[OpenAFS-devel] Discarding tokens -- is this good?
Robert Banz
banz@umbc.edu
Sat, 11 Nov 2006 11:29:30 -0500
I've been trying to debug a problem over the past couple days where
some machines which have some long-running jobs writing to AFS seem
to be losing their authentication...
These jobs are all running in PAGs, with a job renewing their tokens
every so often. I even have that same job logging the output of
'tokens' to syslog to verify that there are tokens there, and they
expire sometime in the way-future.
However, last night, on all of these machines, around the same time,
they seem to have lost their tokens, and a "Tokens for AFS id... have
expired" was logged to my syslog... Even though the daemon that was
running in that process' PAG had logged a message just a few minutes
earlier that the tokens were due to expire sometime the next day.
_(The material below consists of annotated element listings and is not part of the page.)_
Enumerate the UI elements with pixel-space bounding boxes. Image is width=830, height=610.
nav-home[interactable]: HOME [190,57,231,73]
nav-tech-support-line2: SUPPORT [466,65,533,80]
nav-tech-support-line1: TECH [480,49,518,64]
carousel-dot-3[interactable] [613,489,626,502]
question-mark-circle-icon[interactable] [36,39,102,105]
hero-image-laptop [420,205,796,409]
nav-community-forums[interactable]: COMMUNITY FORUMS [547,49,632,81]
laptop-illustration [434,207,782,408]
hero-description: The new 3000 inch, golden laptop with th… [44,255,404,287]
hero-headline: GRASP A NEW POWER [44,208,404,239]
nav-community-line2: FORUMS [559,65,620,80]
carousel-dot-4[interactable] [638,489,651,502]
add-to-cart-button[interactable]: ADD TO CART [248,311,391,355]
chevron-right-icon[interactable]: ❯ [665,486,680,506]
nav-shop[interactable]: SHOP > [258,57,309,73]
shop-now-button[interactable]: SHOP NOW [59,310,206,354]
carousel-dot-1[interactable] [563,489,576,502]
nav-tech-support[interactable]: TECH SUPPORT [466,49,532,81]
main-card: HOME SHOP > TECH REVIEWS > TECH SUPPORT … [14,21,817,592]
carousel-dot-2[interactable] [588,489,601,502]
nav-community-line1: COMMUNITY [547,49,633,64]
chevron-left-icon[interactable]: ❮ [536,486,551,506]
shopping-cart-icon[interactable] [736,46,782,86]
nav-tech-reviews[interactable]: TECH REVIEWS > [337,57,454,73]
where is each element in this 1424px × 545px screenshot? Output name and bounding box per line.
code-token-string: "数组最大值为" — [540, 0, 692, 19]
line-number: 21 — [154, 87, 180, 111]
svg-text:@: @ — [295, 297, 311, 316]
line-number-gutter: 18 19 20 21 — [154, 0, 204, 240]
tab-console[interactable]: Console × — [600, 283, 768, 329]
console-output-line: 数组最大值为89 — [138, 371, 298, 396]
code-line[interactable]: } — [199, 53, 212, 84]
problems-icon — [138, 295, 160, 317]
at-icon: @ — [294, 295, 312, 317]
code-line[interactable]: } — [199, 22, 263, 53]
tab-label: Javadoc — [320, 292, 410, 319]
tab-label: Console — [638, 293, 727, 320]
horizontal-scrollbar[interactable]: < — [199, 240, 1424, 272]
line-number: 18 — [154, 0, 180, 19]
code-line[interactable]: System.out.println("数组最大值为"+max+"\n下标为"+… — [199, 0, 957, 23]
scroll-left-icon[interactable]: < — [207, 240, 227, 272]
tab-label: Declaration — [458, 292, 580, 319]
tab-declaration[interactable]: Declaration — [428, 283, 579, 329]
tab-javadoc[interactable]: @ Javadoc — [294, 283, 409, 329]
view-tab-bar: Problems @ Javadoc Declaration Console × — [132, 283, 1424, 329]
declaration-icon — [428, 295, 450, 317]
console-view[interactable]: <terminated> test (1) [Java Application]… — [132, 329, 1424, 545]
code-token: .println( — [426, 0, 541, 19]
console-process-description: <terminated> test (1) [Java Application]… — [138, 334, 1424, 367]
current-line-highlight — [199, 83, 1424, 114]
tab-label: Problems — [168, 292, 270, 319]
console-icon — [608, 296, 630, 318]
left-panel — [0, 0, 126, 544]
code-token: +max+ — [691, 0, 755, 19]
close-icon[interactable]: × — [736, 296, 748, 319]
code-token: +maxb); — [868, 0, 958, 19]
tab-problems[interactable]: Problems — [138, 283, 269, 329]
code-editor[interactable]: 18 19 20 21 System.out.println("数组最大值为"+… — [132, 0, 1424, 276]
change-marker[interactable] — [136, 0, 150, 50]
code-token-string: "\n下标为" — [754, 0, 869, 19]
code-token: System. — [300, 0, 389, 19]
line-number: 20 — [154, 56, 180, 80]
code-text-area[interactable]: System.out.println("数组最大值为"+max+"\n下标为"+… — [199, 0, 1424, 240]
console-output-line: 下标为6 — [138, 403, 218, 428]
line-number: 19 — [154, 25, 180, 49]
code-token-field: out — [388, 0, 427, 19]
This has been happening off and on for the past couple days, at
around the same time on all of these machines, in the early morning
hours... (this also doesn't make sense, as our default token life is
24 hours, so if perchance the process renewing tokens wasn't doing
it's thing, you'd expect the tokens to expire about the time it was
last started, right?)
Anyhow, I must say I've seen something like this before... In an
instance where an AFS fileserver was "slow" responding to requests
for various reasons, and calls that were in-flight to be processed
hung out in the fileserver's receive queue for just a little too
long, and by the time they were processed by the fileserver they were
too 'old', causing the fileserver to throw an RX error back to all of
the clients that were involved, causing them to think their tokens
had expired and discard them... While this is a problem (no
fileserver should be so backlogged that this happens), it's also
quite a bother that a message from a single misbehaving fileserver to
a client could cause the client to toss it's tokens just on it's good
word...
I did some looking at the afs/afs_analyze.c code that deals with
these states. Would there be some interest in making this handling a
little smarter? Perhaps only discarding the tokens if they're
*actually* expired, and instead allowing the call that returned the
RX error to either fail or retry? (Also imagining it'd be darn nice
to log what fileserver tossed back the error, because right now I'm
at a loss on that end as well!)
-rob